By Steven Tavares.

It was one of the most somber Oakland City Council meetings in recent memory. Dozens of public speakers detailed the anguish following the loss of loved ones to gun violence in Oakland. And, later, after Council President Larry Reid‘s daughter provided her own tragic testimony, he struggled to fight back tears before the council approved Tuesday evening the creation of a Department of Violence Prevention.

Over the past two months Councilmember Lynette Gibson McElhaney, along with Reid, had pushed for the new city department, but some members were slow to support the proposal, citing questions over its cost and scope.

Two weeks ago, McElhaney, herself, become uncommonly emotional during a council meeting after a rival proposal calling for a blue-ribbon commission to tackle the issue of violence in Oakland was offered and threatened to eclipse her own vision.

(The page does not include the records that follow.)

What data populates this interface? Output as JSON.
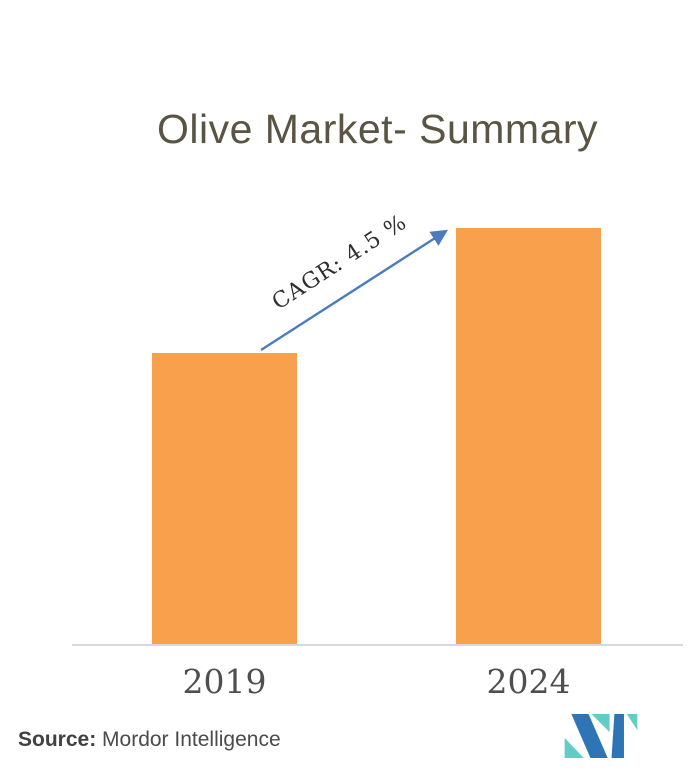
{
  "chart_data": {
    "type": "bar",
    "title": "Olive Market- Summary",
    "categories": [
      "2019",
      "2024"
    ],
    "values": [
      70,
      100
    ],
    "values_note": "No y-axis or data labels shown; values are relative bar heights with 2024 indexed to 100",
    "annotation": "CAGR: 4.5 %",
    "annotation_arrow": "diagonal arrow from top of 2019 bar to top of 2024 bar",
    "xlabel": "",
    "ylabel": "",
    "ylim": null,
    "grid": false,
    "legend": false,
    "bar_color": "#F9A04D"
  },
  "footer": {
    "source_label": "Source:",
    "source_value": "Mordor Intelligence"
  },
  "colors": {
    "bar_orange": "#F9A04D",
    "arrow_blue": "#4A7CBE",
    "title_text": "#5A5444",
    "tick_text": "#4F4F52",
    "annotation_text": "#2E2E2E",
    "axis_line": "#D9D9D9",
    "logo_blue": "#2E75B5",
    "logo_teal": "#62CDC5"
  }
}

“I think everything has been said and there’s not much else to say,” said McElhaney who continue to lobby for the department up until its passage Tuesday. “If we haven’t done it, what makes us think we can? We have to believe that we can. The contrary is just unacceptable.”

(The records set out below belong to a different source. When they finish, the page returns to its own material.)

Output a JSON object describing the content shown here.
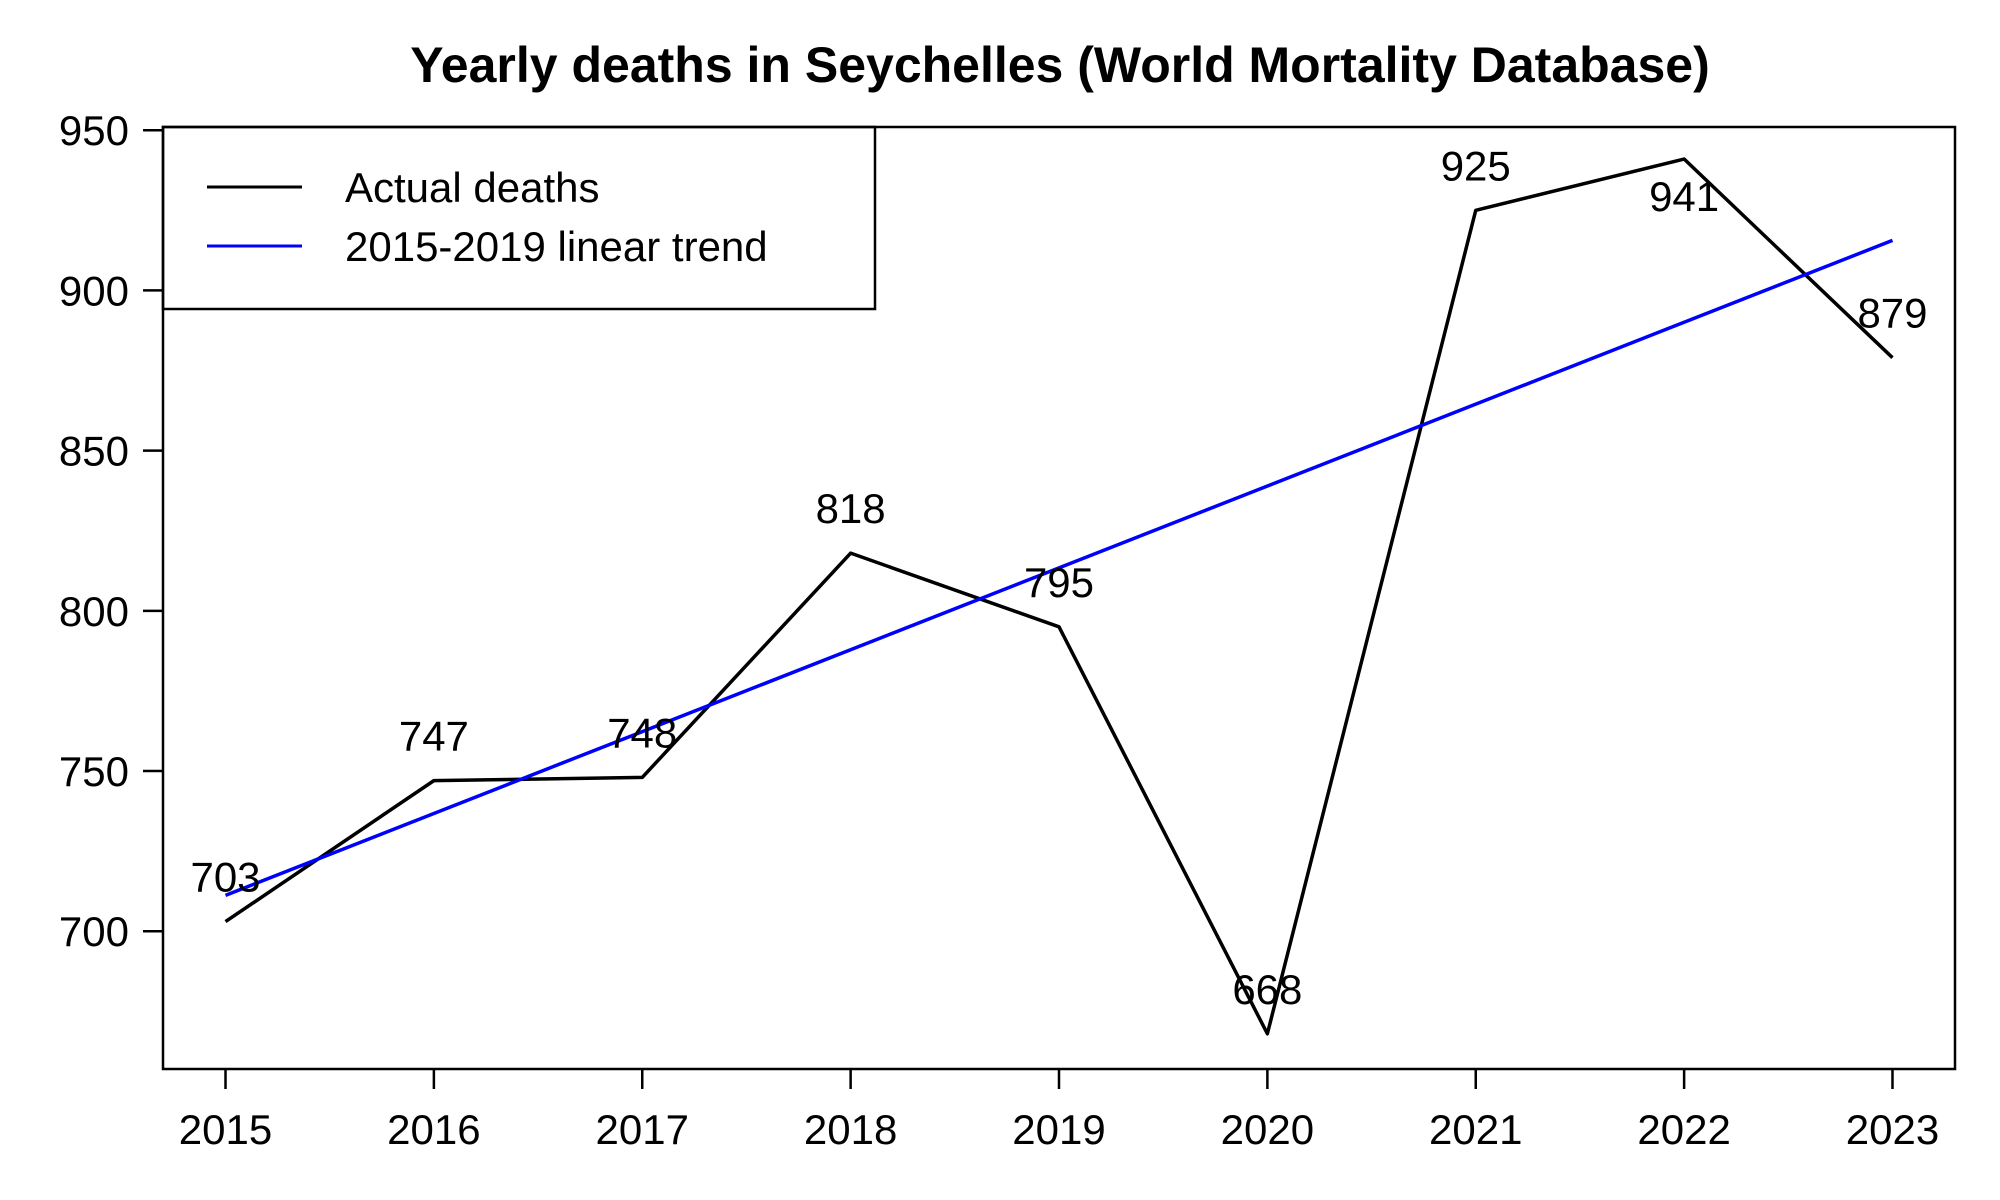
{
  "chart_data": {
    "type": "line",
    "title": "Yearly deaths in Seychelles (World Mortality Database)",
    "xlabel": "",
    "ylabel": "",
    "categories": [
      "2015",
      "2016",
      "2017",
      "2018",
      "2019",
      "2020",
      "2021",
      "2022",
      "2023"
    ],
    "x": [
      2015,
      2016,
      2017,
      2018,
      2019,
      2020,
      2021,
      2022,
      2023
    ],
    "series": [
      {
        "name": "Actual deaths",
        "color": "#000000",
        "values": [
          703,
          747,
          748,
          818,
          795,
          668,
          925,
          941,
          879
        ],
        "data_labels": [
          "703",
          "747",
          "748",
          "818",
          "795",
          "668",
          "925",
          "941",
          "879"
        ]
      },
      {
        "name": "2015-2019 linear trend",
        "color": "#0000ff",
        "x": [
          2015,
          2023
        ],
        "values": [
          711.2,
          915.6
        ]
      }
    ],
    "xlim": [
      2014.7,
      2023.3
    ],
    "ylim": [
      657,
      951
    ],
    "y_ticks": [
      700,
      750,
      800,
      850,
      900,
      950
    ],
    "y_tick_labels": [
      "700",
      "750",
      "800",
      "850",
      "900",
      "950"
    ],
    "x_tick_labels": [
      "2015",
      "2016",
      "2017",
      "2018",
      "2019",
      "2020",
      "2021",
      "2022",
      "2023"
    ],
    "legend": {
      "position": "top-left",
      "entries": [
        "Actual deaths",
        "2015-2019 linear trend"
      ]
    },
    "grid": false
  }
}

The department will strive to reduce homicides by 80 percent within the next three years, according to McElhaney. In addition, it will take a public health approach to achieving its goals and soon seek to hire an executive-level chief of violence prevention.

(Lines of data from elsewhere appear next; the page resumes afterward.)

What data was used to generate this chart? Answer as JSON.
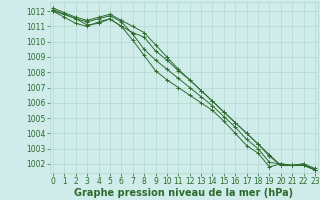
{
  "background_color": "#d0ecea",
  "plot_bg_color": "#d0ecea",
  "grid_color_major": "#b0d8cc",
  "grid_color_minor": "#c0e4d8",
  "line_color": "#2d6b2d",
  "xlabel": "Graphe pression niveau de la mer (hPa)",
  "xlabel_fontsize": 7,
  "tick_fontsize": 5.5,
  "xlim": [
    -0.3,
    23.3
  ],
  "ylim": [
    1001.4,
    1012.6
  ],
  "yticks": [
    1002,
    1003,
    1004,
    1005,
    1006,
    1007,
    1008,
    1009,
    1010,
    1011,
    1012
  ],
  "xticks": [
    0,
    1,
    2,
    3,
    4,
    5,
    6,
    7,
    8,
    9,
    10,
    11,
    12,
    13,
    14,
    15,
    16,
    17,
    18,
    19,
    20,
    21,
    22,
    23
  ],
  "series": [
    [
      1012.0,
      1011.8,
      1011.5,
      1011.1,
      1011.2,
      1011.5,
      1011.0,
      1010.6,
      1010.3,
      1009.4,
      1008.8,
      1008.1,
      1007.5,
      1006.8,
      1006.1,
      1005.4,
      1004.7,
      1004.0,
      1003.3,
      1002.6,
      1001.9,
      1001.9,
      1001.9,
      1001.6
    ],
    [
      1012.2,
      1011.9,
      1011.6,
      1011.4,
      1011.6,
      1011.8,
      1011.4,
      1011.0,
      1010.6,
      1009.8,
      1009.0,
      1008.2,
      1007.5,
      1006.8,
      1006.1,
      1005.4,
      1004.7,
      1004.0,
      1003.3,
      1002.5,
      1001.9,
      1001.9,
      1001.9,
      1001.6
    ],
    [
      1012.1,
      1011.8,
      1011.5,
      1011.3,
      1011.5,
      1011.7,
      1011.3,
      1010.5,
      1009.5,
      1008.8,
      1008.2,
      1007.6,
      1007.0,
      1006.4,
      1005.8,
      1005.1,
      1004.4,
      1003.6,
      1003.0,
      1002.1,
      1002.0,
      1001.9,
      1002.0,
      1001.7
    ],
    [
      1012.0,
      1011.6,
      1011.2,
      1011.0,
      1011.3,
      1011.5,
      1011.0,
      1010.1,
      1009.1,
      1008.1,
      1007.5,
      1007.0,
      1006.5,
      1006.0,
      1005.5,
      1004.8,
      1004.0,
      1003.2,
      1002.7,
      1001.8,
      1002.0,
      1001.9,
      1002.0,
      1001.6
    ]
  ]
}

Near the end of the discussion, Reid appeared overwhelmed by the emotion of the meeting. “One only has to go and visit a homicide and watch the emotion mothers, fathers, and grandmothers express, and it moves you,” he said, as his voice broke. While speaking, he nervously rubbed his left cheek. Reid has been long known to show up at the scene of homicides to offer his support for the families.

“I certainly feel pain the room,” said Councilmember Abel Guillen, one of those who questioned the proposed department early on. “I’ve been skeptical about this department because I’m not sure what it’s going to do. but violence needs to be disrupted in our community.”

Councilmember Anne Campbell Washington also had previous concerns, before offering her support Tuesday. “I know this has been a long fight for you,” she said to McElhaney.

“I have been a voice that has been questioning. I have a lot of fear about making promises and I’m very concerned about the program.” Washington suggested renaming the department to exclude “violence” from its title

The item was approved with six votes. Councilmember Noel Gallo opposed on the grounds that funding for the department would be better spent in the community. Councilmember Desley Brooks, a strong critic of the department, was absent from Tuesday night’s meeting.